Люди и оружие (Шпаковский) - страница 127

Набившиеся ва нашу палатку люди разошлись, кто-то тут же отправился на охоту, мы наконец-то остались одни. Тут я наконец-то смог достать все самое ценное: никелированный револьвер, охотничью двустволку и винчестер для отца, красивое и удобное платье для матери, несколько рулонов ситца и сукна, нефритовые бусы, а также специально приготовленные для неё пакетики с бисером, ножницы, большое количество иголок, а также металлические тарелки и ложки. Кроме этого я вручил отцу увесистый чугунный шар, украшавший в Вашингтоне решетку одного из палисадников и который я сам же с неё и отвинтил. Конечно, это было ужасно, но я был уверен, что хозяин палисадника мне никогда этот шар не отдаст и не продаст, и решился взять его только потому, что таких шаров у него было много, а мне так хотелось порадовать отца. Дело в том, что человеком он был большой силы и потому его излюбленным оружием была так называемая гибкая палица — оружие популярное среди всех дакота. В то время их делали из круглых окатанных галек, которые обертывали кожей и прикрепляли на гибкую рукоять из лозы. Такой палицей можно было проломить волку череп с одного удара, однако моему отцу это оружие казалось слишком легким, поскольку он никак не мог найти камень по своей руке. «Зато теперь-то уж он сможет сделать себе палицу по вкусу! — думал я, таскаясь с этим чугунным шаром в чемодане. — И среди воинов дакота не будет тогда никого, кто сможет с ним сравниться, если дело дойдет до рукопашной!»

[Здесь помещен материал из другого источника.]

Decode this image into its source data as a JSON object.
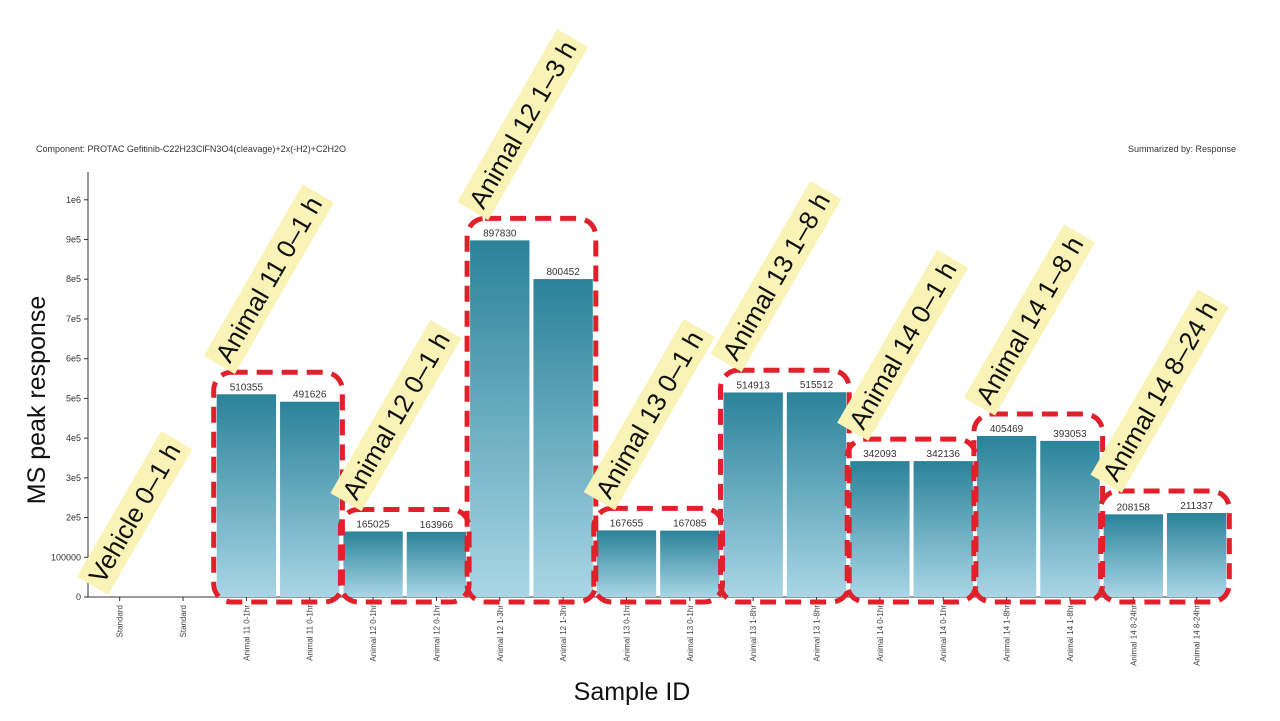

Как я и ожидал, отец этому подарку обрадовался больше, чем всему остальному. «Ноги у меня стали слабоваты, — заметил он, подбрасывая этот шар в руке, — зато в руках сила ещё есть. Я сделаю из него палицу, назову её «палицей Солнечного Грома» и если на нас вдруг нападут кроу или пауни, то с ней в бою я буду непобедим, пусть даже у меня закончатся пули для твоего ружья или револьвера». Такой вот был у меня отец и я всегда им очень гордился. А вот свою «заколдованную рубашку» я пока что не стал им показывать, так хорошо мне в дорогу упаковала её Джи, хотя мне и очень хотелось её посмотреть и примерить.

Спустя некоторое время я отправился побродить по нашему лагерю и, представь себе, то, что раньше для меня было само собой разумеющемся, теперь показалось мне каким-то странным. Мне понравилось, что теперь перед каждой палаткой на металлической треноге висел хороший котелок, что у людей появились жестяные кружки, тарелки и ложки, что уже у многих была одежда бледнолицых, например, шляпы, с широкими полями, хорошо защищавшие глаза от солнца. Но повсеместно вытоптанная трава, грязь, тучи мух и снующие под ногами собаки, которым прямо тут же из палаток выбрасывались объедки, произвели на меня тягостное впечатление. Когда-то я этого всего не замечал, а сейчас вдруг подумал, как все это должно было раздражать тех белых, что приезжали к индейцам ну хотя бы торговать… Конечно, грязи и навоза хватало и в пограничных поселках бледнолицых, но там люди хотя бы как-то пытались наводить чистоту и в некоторых домах бывало и вправду очень чисто. А тут все прелести нашего кочевого быта сразу же бросились мне в глаза, и как-то не очень мне понравились.